Dr. Lithia Forrester was in consultation when her phone rang. She ignored it because she was sure the switchboard would shut it off after the first accidental ring. She ignored it through five rings and then, realizing it was not accidental, she answered it.
"I told you I am never to be disturbed during consultations. We are fully registered for three… Donaldson? Remo Donaldson? Well, yes, I'll interview him. Send him up in fifteen minutes."
She returned the phone to the receiver with a surprisingly quivering hand and emitted a long, glorious shriek: "He's here. He's here. He's here."
"Who is here?" asked the person she was with.
"Someone I was trying to figure out how to get here. The one man who could spoil the plan. And now he's here. Talk of good fortune."
"Every silver lining has a cloud," said the person Dr. Forrester was with. But Lithia Forrester was hardly listening.
Before Remo Donaldson was allowed to enter, she reviewed the case alone.
Only an hour before, when he had failed to report, she had conceded Bannon's death. Careful, thorough, neat, orderly FBI Supervisor Bannon, who had managed to send so many government people to her. Probably dead. And his men too.
General Vance Withers. Dead.
The Special Forces Colonel, a professional group assassin, dead. And his men.
So now, Remo Donaldson, thought Lithia Forrester, welcome to my lair.
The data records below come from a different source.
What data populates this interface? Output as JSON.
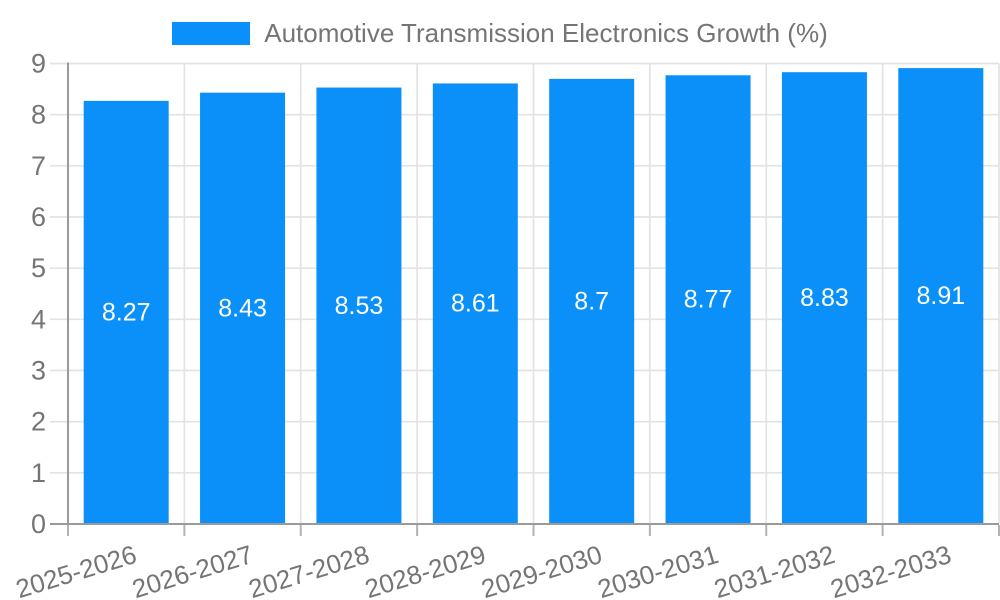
{
  "chart_data": {
    "type": "bar",
    "title": "Automotive Transmission Electronics Growth (%)",
    "categories": [
      "2025-2026",
      "2026-2027",
      "2027-2028",
      "2028-2029",
      "2029-2030",
      "2030-2031",
      "2031-2032",
      "2032-2033"
    ],
    "values": [
      8.27,
      8.43,
      8.53,
      8.61,
      8.7,
      8.77,
      8.83,
      8.91
    ],
    "value_labels": [
      "8.27",
      "8.43",
      "8.53",
      "8.61",
      "8.7",
      "8.77",
      "8.83",
      "8.91"
    ],
    "xlabel": "",
    "ylabel": "",
    "ylim": [
      0,
      9
    ],
    "yticks": [
      0,
      1,
      2,
      3,
      4,
      5,
      6,
      7,
      8,
      9
    ],
    "grid": true,
    "legend_position": "top",
    "x_tick_rotation_deg": -17
  },
  "colors": {
    "bar": "#0a90f8",
    "value_label": "#ffffff",
    "axis_text": "#757575",
    "grid_line": "#e3e3e3",
    "axis_line": "#9a9a9a",
    "tick_mark": "#b3b3b3",
    "background": "#ffffff"
  }
}
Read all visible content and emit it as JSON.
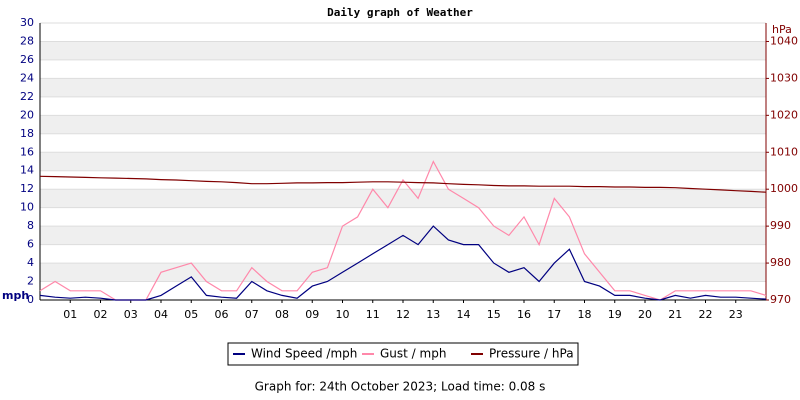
{
  "chart_data": {
    "type": "line",
    "title": "Daily graph of Weather",
    "ylabel": "mph",
    "y2label": "hPa",
    "footer": "Graph for: 24th October 2023; Load time: 0.08 s",
    "x": [
      0,
      0.5,
      1,
      1.5,
      2,
      2.5,
      3,
      3.5,
      4,
      4.5,
      5,
      5.5,
      6,
      6.5,
      7,
      7.5,
      8,
      8.5,
      9,
      9.5,
      10,
      10.5,
      11,
      11.5,
      12,
      12.5,
      13,
      13.5,
      14,
      14.5,
      15,
      15.5,
      16,
      16.5,
      17,
      17.5,
      18,
      18.5,
      19,
      19.5,
      20,
      20.5,
      21,
      21.5,
      22,
      22.5,
      23,
      23.5,
      24
    ],
    "series": [
      {
        "name": "Wind Speed /mph",
        "color": "#000080",
        "values": [
          0.5,
          0.3,
          0.2,
          0.3,
          0.2,
          0,
          0,
          0,
          0.5,
          1.5,
          2.5,
          0.5,
          0.3,
          0.2,
          2,
          1,
          0.5,
          0.2,
          1.5,
          2,
          3,
          4,
          5,
          6,
          7,
          6,
          8,
          6.5,
          6,
          6,
          4,
          3,
          3.5,
          2,
          4,
          5.5,
          2,
          1.5,
          0.5,
          0.5,
          0.2,
          0,
          0.5,
          0.2,
          0.5,
          0.3,
          0.3,
          0.2,
          0.1
        ]
      },
      {
        "name": "Gust / mph",
        "color": "#ff88aa",
        "values": [
          1,
          2,
          1,
          1,
          1,
          0,
          0,
          0,
          3,
          3.5,
          4,
          2,
          1,
          1,
          3.5,
          2,
          1,
          1,
          3,
          3.5,
          8,
          9,
          12,
          10,
          13,
          11,
          15,
          12,
          11,
          10,
          8,
          7,
          9,
          6,
          11,
          9,
          5,
          3,
          1,
          1,
          0.5,
          0,
          1,
          1,
          1,
          1,
          1,
          1,
          0.5
        ]
      },
      {
        "name": "Pressure / hPa",
        "color": "#800000",
        "axis": "y2",
        "values": [
          1003.5,
          1003.4,
          1003.3,
          1003.2,
          1003.1,
          1003,
          1002.9,
          1002.8,
          1002.6,
          1002.5,
          1002.3,
          1002.1,
          1002,
          1001.8,
          1001.5,
          1001.5,
          1001.6,
          1001.7,
          1001.7,
          1001.8,
          1001.8,
          1001.9,
          1002,
          1002,
          1001.9,
          1001.8,
          1001.7,
          1001.5,
          1001.3,
          1001.2,
          1001,
          1000.9,
          1000.9,
          1000.8,
          1000.8,
          1000.8,
          1000.7,
          1000.7,
          1000.6,
          1000.6,
          1000.5,
          1000.5,
          1000.4,
          1000.2,
          1000,
          999.8,
          999.6,
          999.4,
          999.2
        ]
      }
    ],
    "xlim": [
      0,
      24
    ],
    "xticks": [
      {
        "value": 1,
        "label": "01"
      },
      {
        "value": 2,
        "label": "02"
      },
      {
        "value": 3,
        "label": "03"
      },
      {
        "value": 4,
        "label": "04"
      },
      {
        "value": 5,
        "label": "05"
      },
      {
        "value": 6,
        "label": "06"
      },
      {
        "value": 7,
        "label": "07"
      },
      {
        "value": 8,
        "label": "08"
      },
      {
        "value": 9,
        "label": "09"
      },
      10,
      11,
      12,
      13,
      14,
      15,
      16,
      17,
      18,
      19,
      20,
      21,
      22,
      23
    ],
    "ylim": [
      0,
      30
    ],
    "yticks": [
      0,
      2,
      4,
      6,
      8,
      10,
      12,
      14,
      16,
      18,
      20,
      22,
      24,
      26,
      28,
      30
    ],
    "y2lim": [
      970,
      1045
    ],
    "y2ticks": [
      970,
      980,
      990,
      1000,
      1010,
      1020,
      1030,
      1040
    ],
    "grid": true,
    "legend": "bottom"
  }
}
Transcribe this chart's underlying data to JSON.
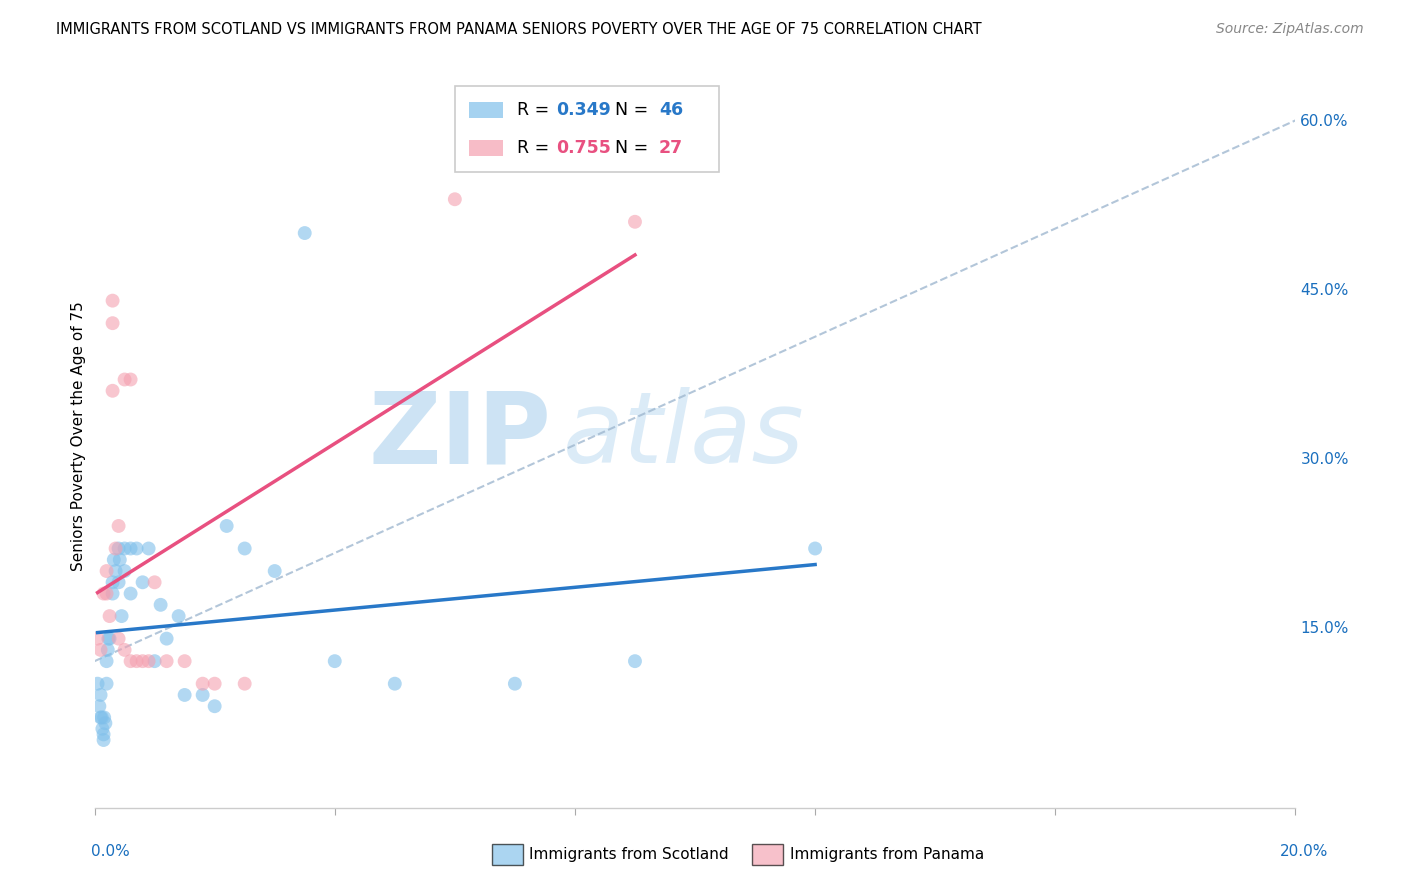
{
  "title": "IMMIGRANTS FROM SCOTLAND VS IMMIGRANTS FROM PANAMA SENIORS POVERTY OVER THE AGE OF 75 CORRELATION CHART",
  "source": "Source: ZipAtlas.com",
  "ylabel": "Seniors Poverty Over the Age of 75",
  "watermark_zip": "ZIP",
  "watermark_atlas": "atlas",
  "scotland_R": 0.349,
  "scotland_N": 46,
  "panama_R": 0.755,
  "panama_N": 27,
  "scotland_color": "#7fbfea",
  "panama_color": "#f4a0b0",
  "scotland_line_color": "#2878c8",
  "panama_line_color": "#e85080",
  "dashed_line_color": "#a0b8d0",
  "right_ytick_vals": [
    0.0,
    0.15,
    0.3,
    0.45,
    0.6
  ],
  "right_ytick_labels": [
    "",
    "15.0%",
    "30.0%",
    "45.0%",
    "60.0%"
  ],
  "xmin": 0.0,
  "xmax": 0.2,
  "ymin": -0.01,
  "ymax": 0.65,
  "background_color": "#ffffff",
  "grid_color": "#d8d8d8",
  "scotland_x": [
    0.0005,
    0.0008,
    0.001,
    0.001,
    0.0012,
    0.0013,
    0.0015,
    0.0015,
    0.0016,
    0.0018,
    0.002,
    0.002,
    0.0022,
    0.0023,
    0.0025,
    0.003,
    0.003,
    0.0032,
    0.0035,
    0.004,
    0.004,
    0.0042,
    0.0045,
    0.005,
    0.005,
    0.006,
    0.006,
    0.007,
    0.008,
    0.009,
    0.01,
    0.011,
    0.012,
    0.014,
    0.015,
    0.018,
    0.02,
    0.022,
    0.025,
    0.03,
    0.035,
    0.04,
    0.05,
    0.07,
    0.09,
    0.12
  ],
  "scotland_y": [
    0.1,
    0.08,
    0.09,
    0.07,
    0.07,
    0.06,
    0.055,
    0.05,
    0.07,
    0.065,
    0.12,
    0.1,
    0.13,
    0.14,
    0.14,
    0.19,
    0.18,
    0.21,
    0.2,
    0.22,
    0.19,
    0.21,
    0.16,
    0.2,
    0.22,
    0.22,
    0.18,
    0.22,
    0.19,
    0.22,
    0.12,
    0.17,
    0.14,
    0.16,
    0.09,
    0.09,
    0.08,
    0.24,
    0.22,
    0.2,
    0.5,
    0.12,
    0.1,
    0.1,
    0.12,
    0.22
  ],
  "panama_x": [
    0.0005,
    0.001,
    0.0015,
    0.002,
    0.002,
    0.0025,
    0.003,
    0.003,
    0.003,
    0.0035,
    0.004,
    0.004,
    0.005,
    0.005,
    0.006,
    0.006,
    0.007,
    0.008,
    0.009,
    0.01,
    0.012,
    0.015,
    0.018,
    0.02,
    0.025,
    0.06,
    0.09
  ],
  "panama_y": [
    0.14,
    0.13,
    0.18,
    0.2,
    0.18,
    0.16,
    0.44,
    0.42,
    0.36,
    0.22,
    0.24,
    0.14,
    0.37,
    0.13,
    0.37,
    0.12,
    0.12,
    0.12,
    0.12,
    0.19,
    0.12,
    0.12,
    0.1,
    0.1,
    0.1,
    0.53,
    0.51
  ],
  "scotland_line_x": [
    0.0,
    0.025
  ],
  "scotland_line_y": [
    0.115,
    0.235
  ],
  "panama_line_x": [
    0.0,
    0.2
  ],
  "panama_line_y": [
    0.22,
    0.65
  ]
}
Welcome to the game of the mind where your brain and your testicles work against your survival. I know what you are now. You are a human weapon. You are going to meet a target that will consume you. She had been afraid when she had first thought of Bannon dead, but she was afraid no longer.
Dr. Forrester could not know that, many stories below, and aged Oriental, basking in the sun pouring through a large window, was thinking also. And what he was thinking was this:
"I have trained you well, my son, Shiva, Destroyer of Worlds. Go without fear into this trap of the mind. For as great as the danger, no danger has yet stopped the force of man. Neither the flood, nor the storm, nor the sea. And now, from your people, neither the space to the stars. Go now, the spirit of the Destroyer's mind rises above the petty schemings of other mortals."
And to the receptionist counsellor who had told Mr. Donaldson "You can go upstairs now, and don't forget about tonight," the aged Oriental appeared to be a cute, frail sort of thing. She leaned toward him and said, "Pardon me, sir, I don't mean to be nosey, but how do you get your nails so long?"